2.3 Statistical analyses
SPSS 26.0 was utilized for data processing and analysis. The cross-lagged panel models within the structural equation modeling framework were built and estimated using AMOS 26.0. To address the issue of common method variance derived from using the same measurement tool in repeated surveys (40, 41), Harman’s single-factor test was performed before conducting multivariate statistical analyses (42). No significant common method variance surfaced.
Descriptive analyses were performed to report percentages (%) for categorical variables. For non-normally distributed continuous variables, median (M) and quartile (P25, P75) were reported. As indicated previously, depressive symptoms and deliberate self-harm in the baseline survey were not normally distributed. Thus, the rank-sum tests were employed for independent group comparisons. To streamline statistical analyses, all covariates were collapsed into two or three categories. Age was divided into two categories (< 14 years old and ≥ 14 years old); self-esteem was combined into three categories with ≥30 points = high level of self-esteem, 20–29 points = medium level, and < 20 points = low level of self-esteem (43); the number of the adverse dietary behaviors were dichotomized with 0 = none dietary problems, 1 = mild, and ≥ 2 = noteworthy; parental relationship and academic performance were recoded into three categories (good, medium, and poor), respectively; and social support was also recorded into three categories with low and high categories defined by the 27th and 73rd percentiles (44).

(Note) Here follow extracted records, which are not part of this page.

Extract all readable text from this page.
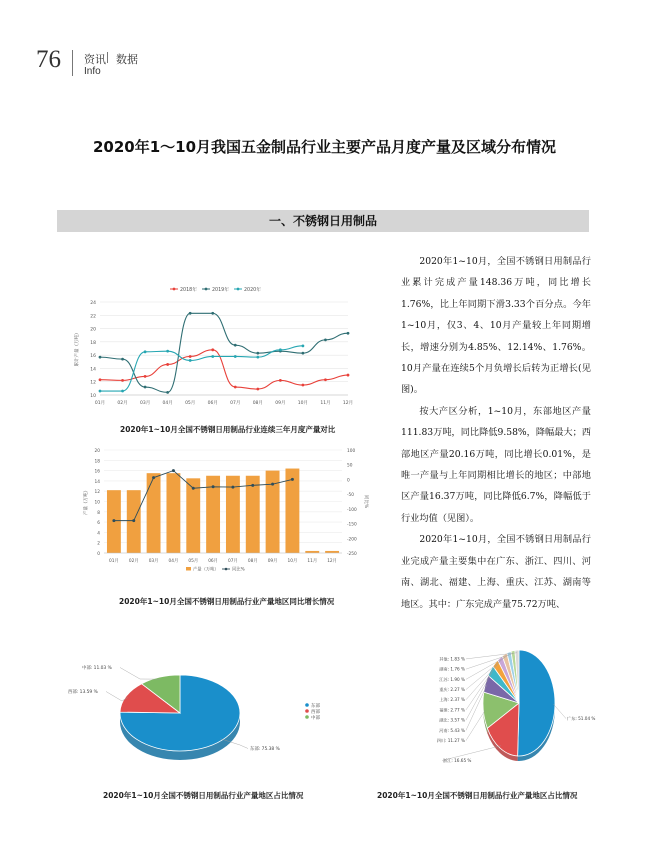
76 资讯 数据
Info
2020年1～10月我国五金制品行业主要产品月度产量及区域分布情况
一、不锈钢日用制品

2020年1~10月，全国不锈钢日用制品行业累计完成产量148.36万吨，同比增长1.76%，比上年同期下滑3.33个百分点。今年1~10月，仅3、4、10月产量较上年同期增长，增速分别为4.85%、12.14%、1.76%。10月产量在连续5个月负增长后转为正增长(见图)。

按大产区分析，1~10月，东部地区产量111.83万吨，同比降低9.58%，降幅最大；西部地区产量20.16万吨，同比增长0.01%，是唯一产量与上年同期相比增长的地区；中部地区产量16.37万吨，同比降低6.7%，降幅低于行业均值（见图）。

2020年1~10月，全国不锈钢日用制品行业完成产量主要集中在广东、浙江、四川、河南、湖北、福建、上海、重庆、江苏、湖南等地区。其中：广东完成产量75.72万吨、

24
22
20
18
16
14
12
10
累计产量（万吨）
01月	02月	03月	04月	05月	06月	07月	08月	09月	10月	11月	12月
2018年	2019年	2020年
2020年1~10月全国不锈钢日用制品行业连续三年月度产量对比
20
18
16
14
12
10
8
6
4
2
0
100
50
0
-50
-100
-150
-200
-250
产量（万吨）	同比%
01月 02月 03月 04月 05月 06月 07月 08月 09月 10月 11月 12月
产量（万吨）	同比%
2020年1~10月全国不锈钢日用制品行业产量地区同比增长情况
东部: 75.38 %
西部: 13.59 %
中部: 11.03 %
东部
西部
中部
2020年1~10月全国不锈钢日用制品行业产量地区占比情况
广东: 51.04 %
浙江: 16.65 %
四川: 11.27 %
河南: 5.43 %
湖北: 3.57 %
福建: 2.77 %
上海: 2.37 %
重庆: 2.27 %
江苏: 1.90 %
湖南: 1.76 %
其他: 1.83 %
2020年1~10月全国不锈钢日用制品行业产量地区占比情况
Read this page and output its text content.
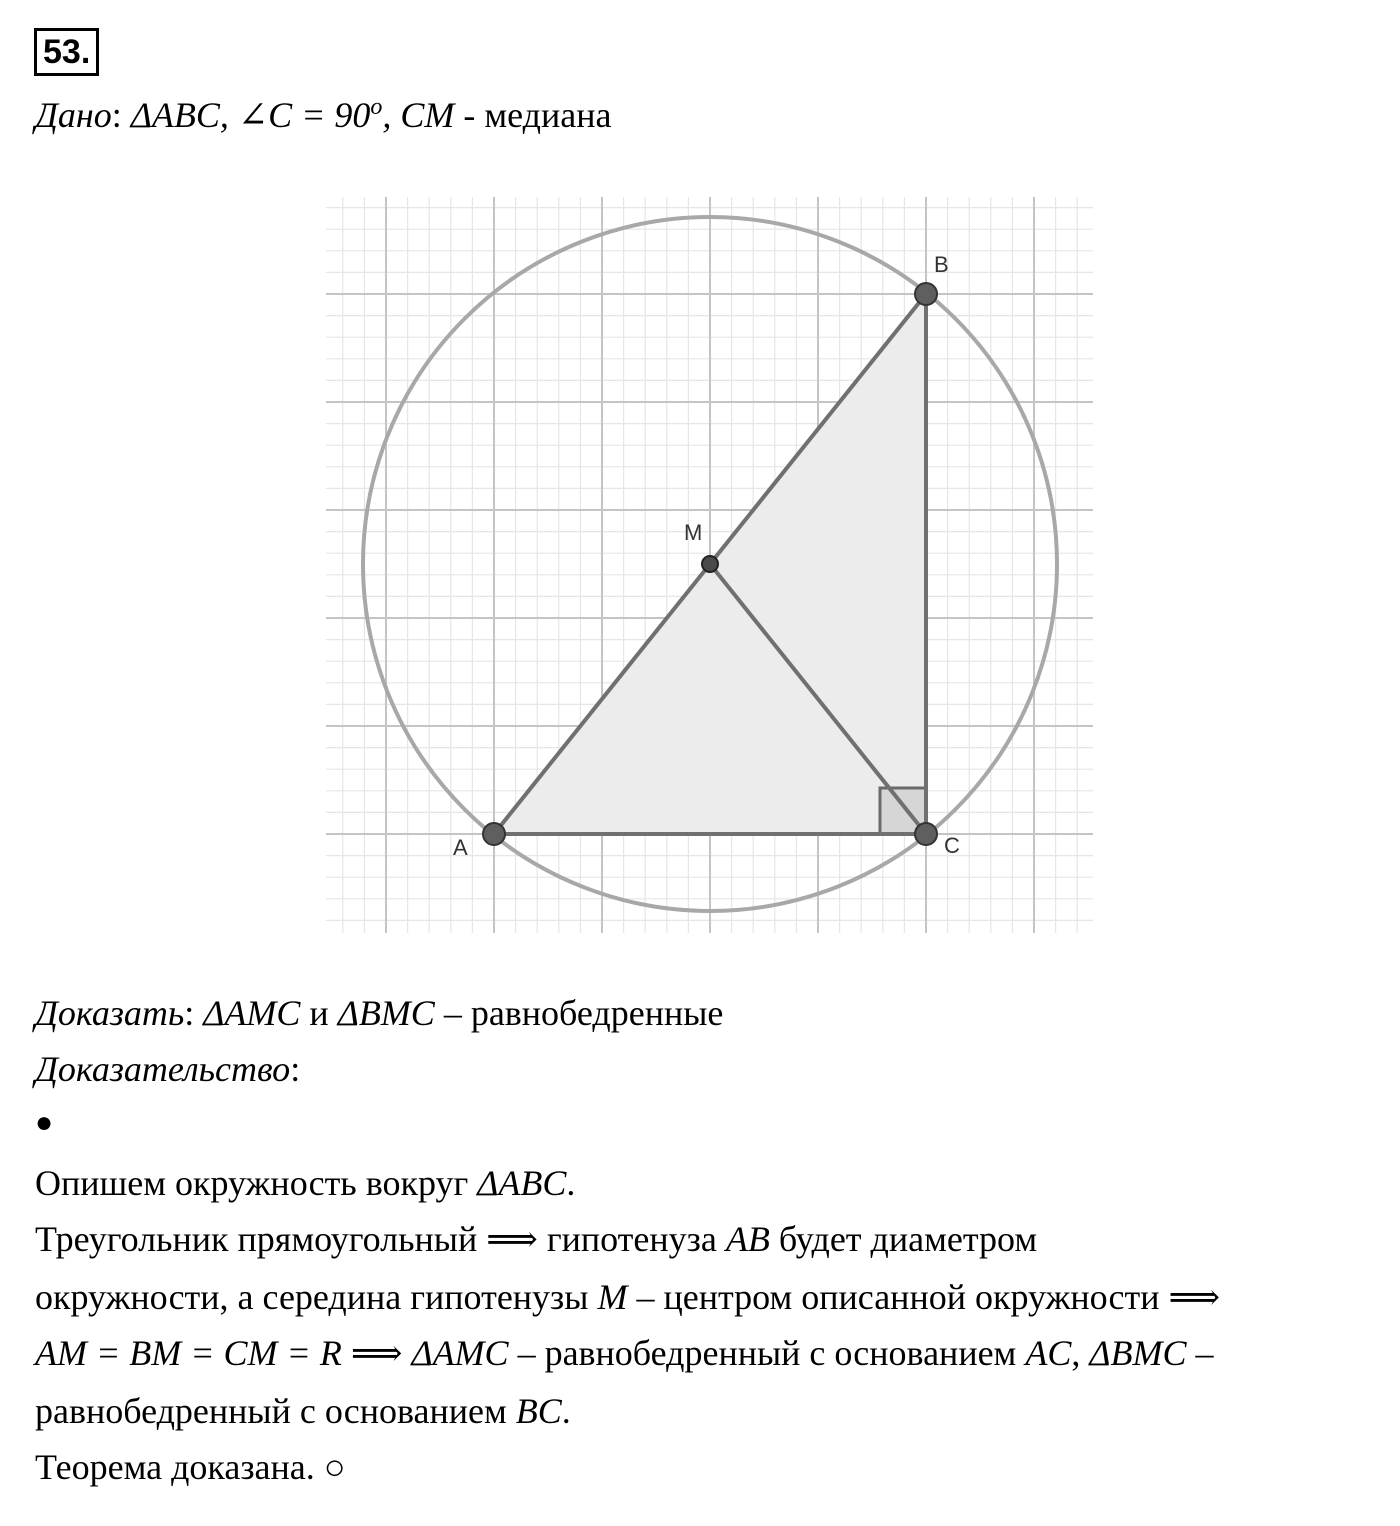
53.
Дано: ΔABC, ∠C = $90^o$, CM - медиана
A
B
C
M
Доказать: ΔAMC и ΔBMC – равнобедренные
Доказательство:
●
Опишем окружность вокруг ΔABC.
Треугольник прямоугольный ⟹ гипотенуза AB будет диаметром
окружности, а середина гипотенузы M – центром описанной окружности ⟹
AM = BM = CM = R ⟹ ΔAMC – равнобедренный с основанием AC, ΔBMC –
равнобедренный с основанием BC.
Теорема доказана. ○
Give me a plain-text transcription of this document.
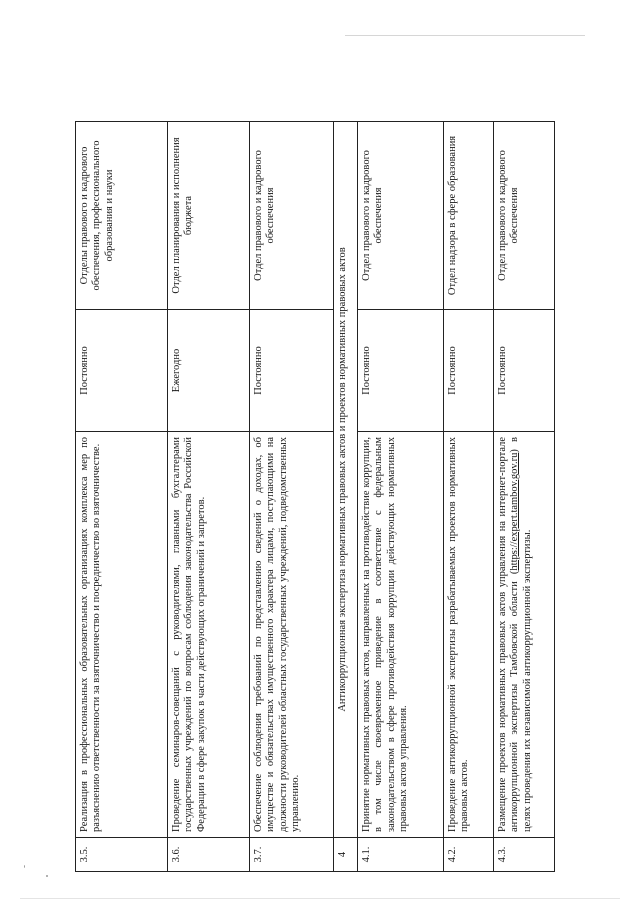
3.5.	Реализация в профессиональных образовательных организациях комплекса мер по разъяснению ответственности за взяточничество и посредничество во взяточничестве.	Постоянно	Отделы правового и кадрового обеспечения, профессионального образования и науки
3.6.	Проведение семинаров-совещаний с руководителями, главными бухгалтерами государственных учреждений по вопросам соблюдения законодательства Российской Федерации в сфере закупок в части действующих ограничений и запретов.	Ежегодно	Отдел планирования и исполнения бюджета
3.7.	Обеспечение соблюдения требований по представлению сведений о доходах, об имуществе и обязательствах имущественного характера лицами, поступающими на должности руководителей областных государственных учреждений, подведомственных управлению.	Постоянно	Отдел правового и кадрового обеспечения
4	Антикоррупционная экспертиза нормативных правовых актов и проектов нормативных правовых актов		
4.1.	Принятие нормативных правовых актов, направленных на противодействие коррупции, в том числе своевременное приведение в соответствие с федеральным законодательством в сфере противодействия коррупции действующих нормативных правовых актов управления.	Постоянно	Отдел правового и кадрового обеспечения
4.2.	Проведение антикоррупционной экспертизы разрабатываемых проектов нормативных правовых актов.	Постоянно	Отдел надзора в сфере образования
4.3.	Размещение проектов нормативных правовых актов управления на интернет-портале антикоррупционной экспертизы Тамбовской области (https://expert.tambov.gov.ru) в целях проведения их независимой антикоррупционной экспертизы.	Постоянно	Отдел правового и кадрового обеспечения
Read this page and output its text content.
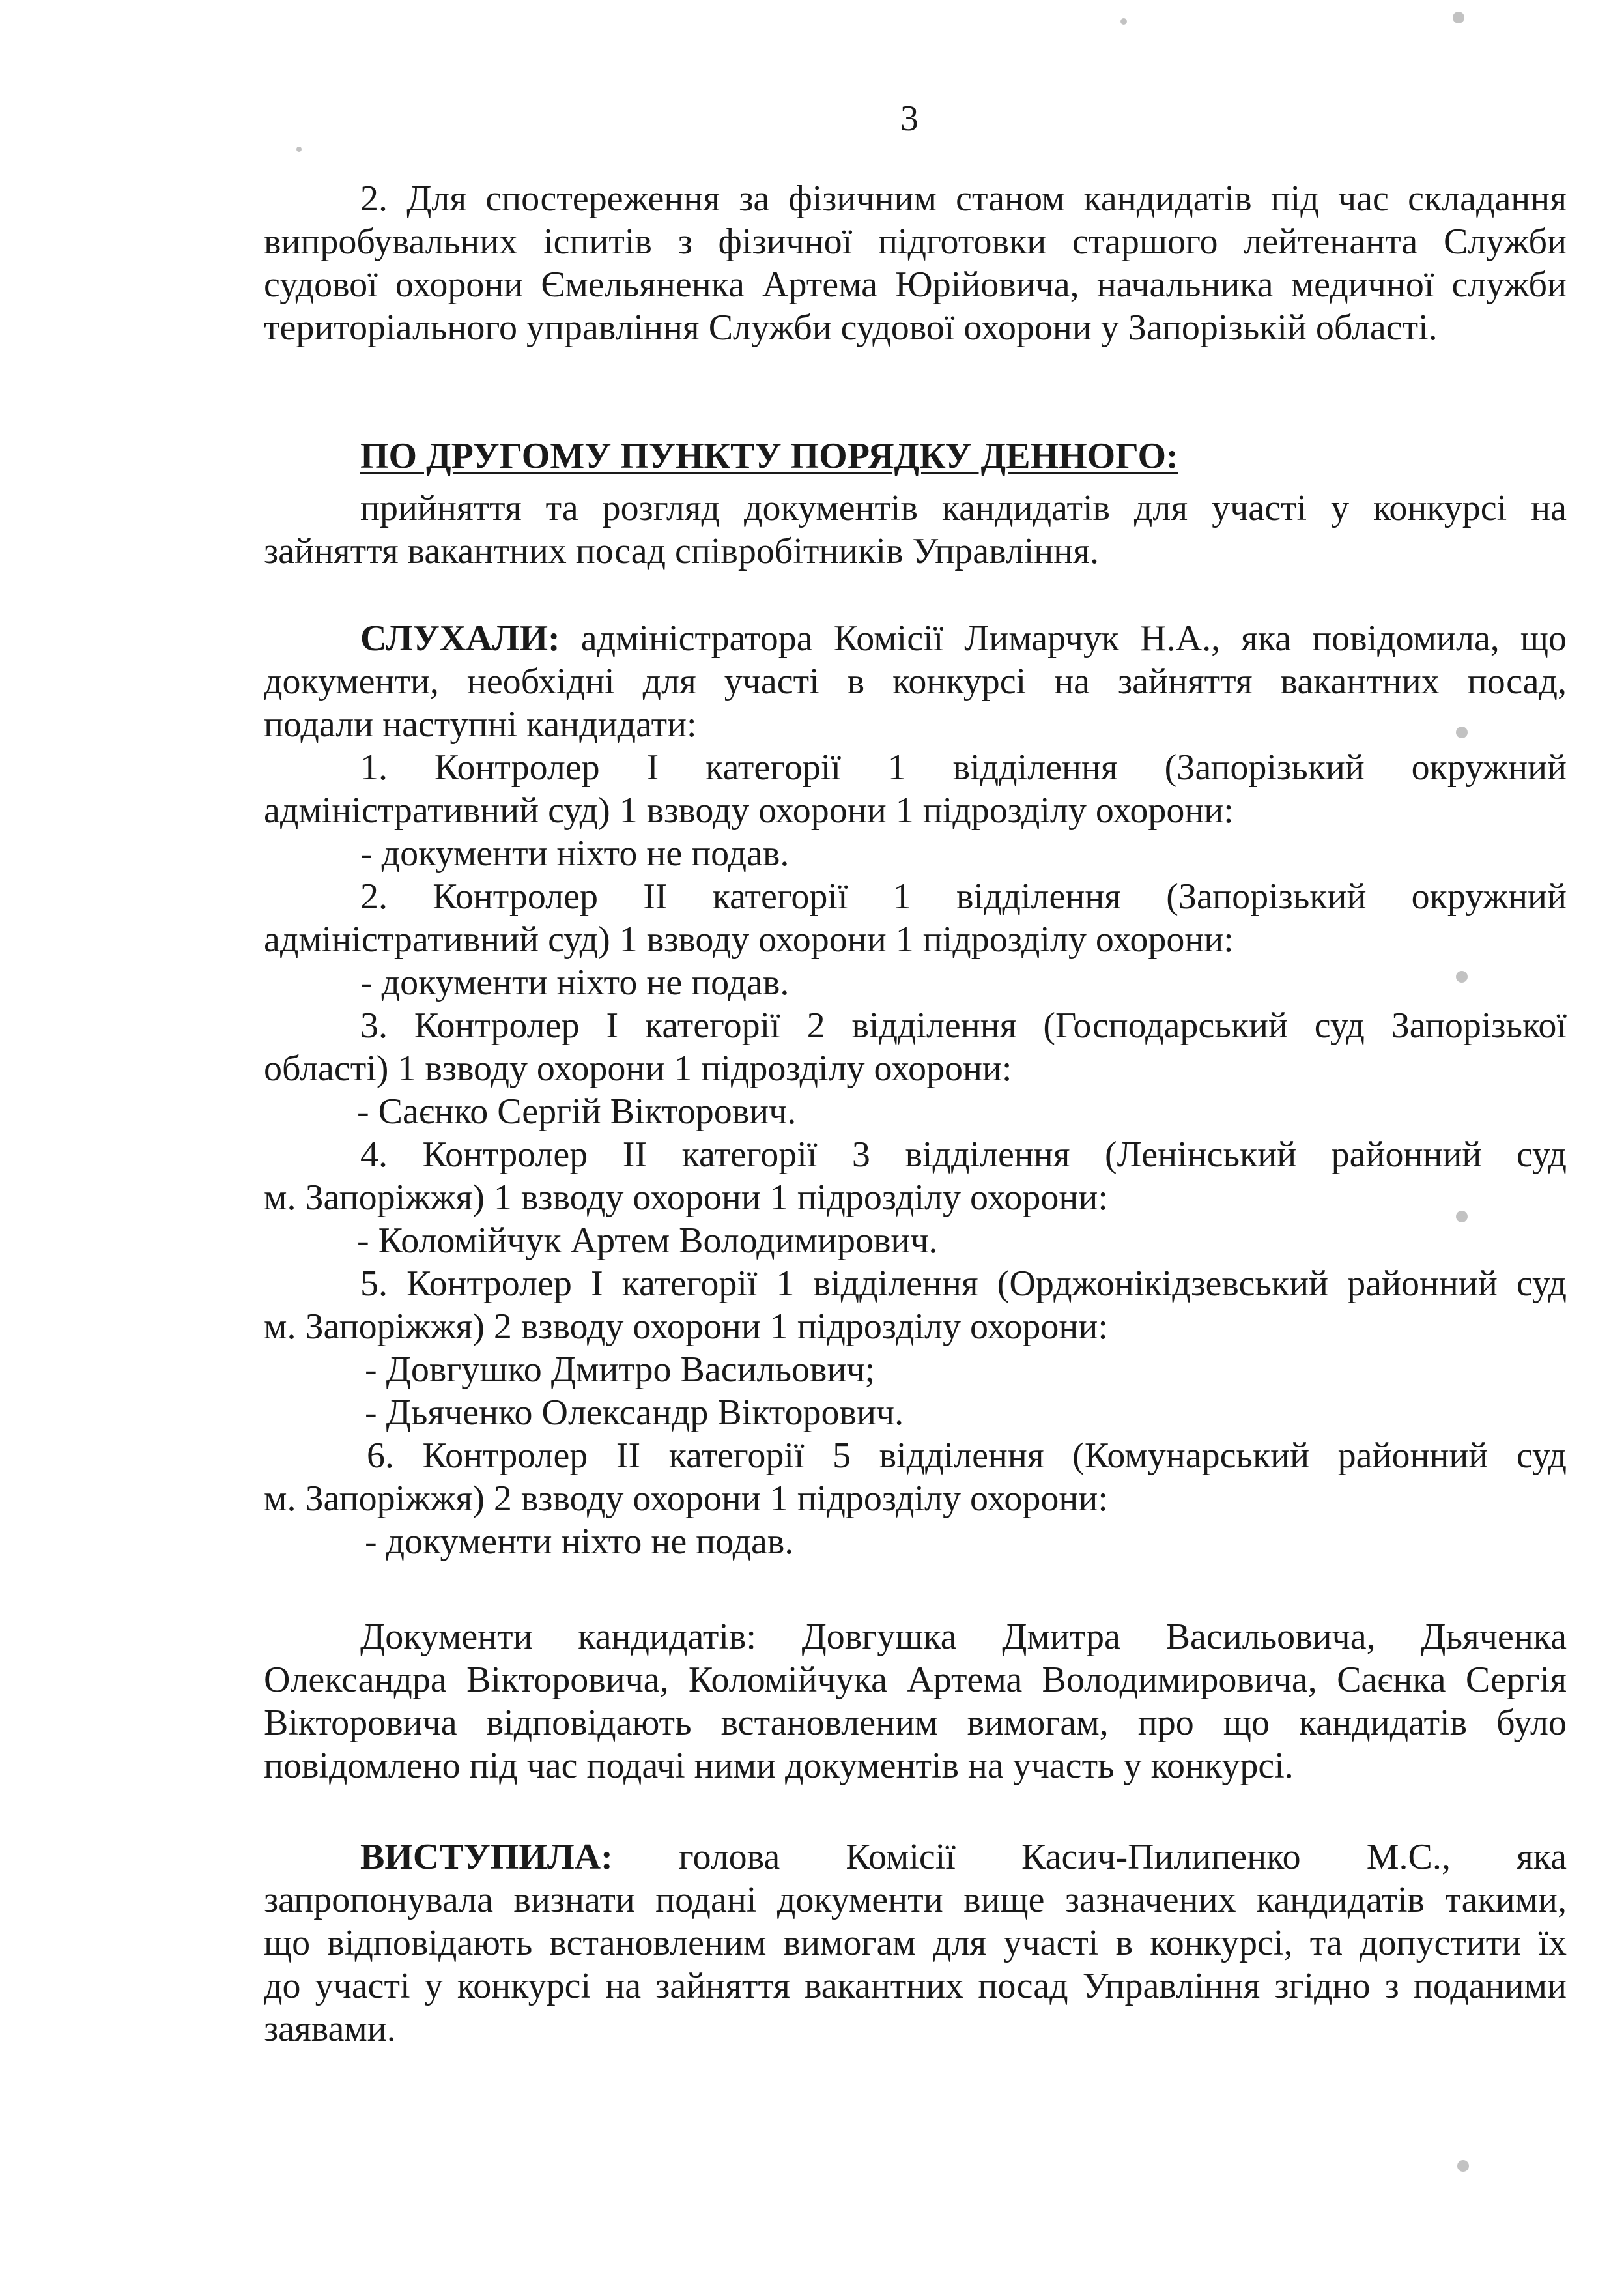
3
2. Для спостереження за фізичним станом кандидатів під час складання
випробувальних іспитів з фізичної підготовки старшого лейтенанта Служби
судової охорони Ємельяненка Артема Юрійовича, начальника медичної служби
територіального управління Служби судової охорони у Запорізькій області.
ПО ДРУГОМУ ПУНКТУ ПОРЯДКУ ДЕННОГО:
прийняття та розгляд документів кандидатів для участі у конкурсі на
зайняття вакантних посад співробітників Управління.
СЛУХАЛИ: адміністратора Комісії Лимарчук Н.А., яка повідомила, що
документи, необхідні для участі в конкурсі на зайняття вакантних посад,
подали наступні кандидати:
1. Контролер І категорії 1 відділення (Запорізький окружний
адміністративний суд) 1 взводу охорони 1 підрозділу охорони:
- документи ніхто не подав.
2. Контролер ІІ категорії 1 відділення (Запорізький окружний
адміністративний суд) 1 взводу охорони 1 підрозділу охорони:
- документи ніхто не подав.
3. Контролер І категорії 2 відділення (Господарський суд Запорізької
області) 1 взводу охорони 1 підрозділу охорони:
- Саєнко Сергій Вікторович.
4. Контролер ІІ категорії 3 відділення (Ленінський районний суд
м. Запоріжжя) 1 взводу охорони 1 підрозділу охорони:
- Коломійчук Артем Володимирович.
5. Контролер І категорії 1 відділення (Орджонікідзевський районний суд
м. Запоріжжя) 2 взводу охорони 1 підрозділу охорони:
- Довгушко Дмитро Васильович;
- Дьяченко Олександр Вікторович.
6. Контролер ІІ категорії 5 відділення (Комунарський районний суд
м. Запоріжжя) 2 взводу охорони 1 підрозділу охорони:
- документи ніхто не подав.
Документи кандидатів: Довгушка Дмитра Васильовича, Дьяченка
Олександра Вікторовича, Коломійчука Артема Володимировича, Саєнка Сергія
Вікторовича відповідають встановленим вимогам, про що кандидатів було
повідомлено під час подачі ними документів на участь у конкурсі.
ВИСТУПИЛА: голова Комісії Касич-Пилипенко М.С., яка
запропонувала визнати подані документи вище зазначених кандидатів такими,
що відповідають встановленим вимогам для участі в конкурсі, та допустити їх
до участі у конкурсі на зайняття вакантних посад Управління згідно з поданими
заявами.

As shown in Figure 1, the CLPM was hypothesized to link depressive symptoms (DES) with deliberate self-harm (DSH). This model features both cross-lagged and autoregressive paths. While the autoregressive parameters (x1–x4) denote the stability of the variables, the cross-lagged parameters (y1–y4) indicate causal and reciprocal relationships (13). The standardized path coefficients were used to assess the reciprocal effects of depressive symptoms and deliberate self-harm on each other over time. The covariates (C1–Cn) are the regressors of baseline depressive symptoms (DES1) and deliberate self-harm (DSH1), and correlations (r1–r6) between the covariates as well as between the residuals (e1–e6) are allowed. As shown in Figure 2, the CLPM was extented to the RI-CLPM to assess whether between-person cross-lagged effects could be distinguished from within-person cross-lagged effects (13). The two between-person random intercept latent factors reflect the stable aspects of depressive symptoms and deliberate self-harm over time, while the six within-person random intercept latent factors capture the individuals’ own fluctuating components. The three observed variables of depressive symptoms and deliberate self-harm served as indicators for each latent factor, with all factor loadings set to 1. The error variances of the observed variables were fixed at zero, ensuring that all variation in the observed variables was fully explained by the within-person and between-person latent factors. The invariance of the cross-lagged panel model was also examined using multi-group analysis based on pubertal stage, gender, and academic performance. Furthermore, the bootstrapping approach was utilized to address the issue of non-normal data using 5,000 samples (44). To evaluate the goodness-of-fit of the cross-lagged panel models, the Chi-square statistics divided by the degrees of freedom (χ2/df), the root mean square error of approximation (RMSEA), the comparative fit index (CFI), the goodness-of-fit index (GFI), the Tucker-Lewis index (TLI), and the normed fit index (NFI) were used and reported. Lower values for χ2/df and RMSEA, and higher values for CFI, GFI, TLI, and NFI indices indicate better model fit, with χ2/df < 5, RMSEA < 0.08, CFI, GFI, TLI, and NFI all >0.9 considered as good fit (45). The level of significance was set at 0.05 (two-sided).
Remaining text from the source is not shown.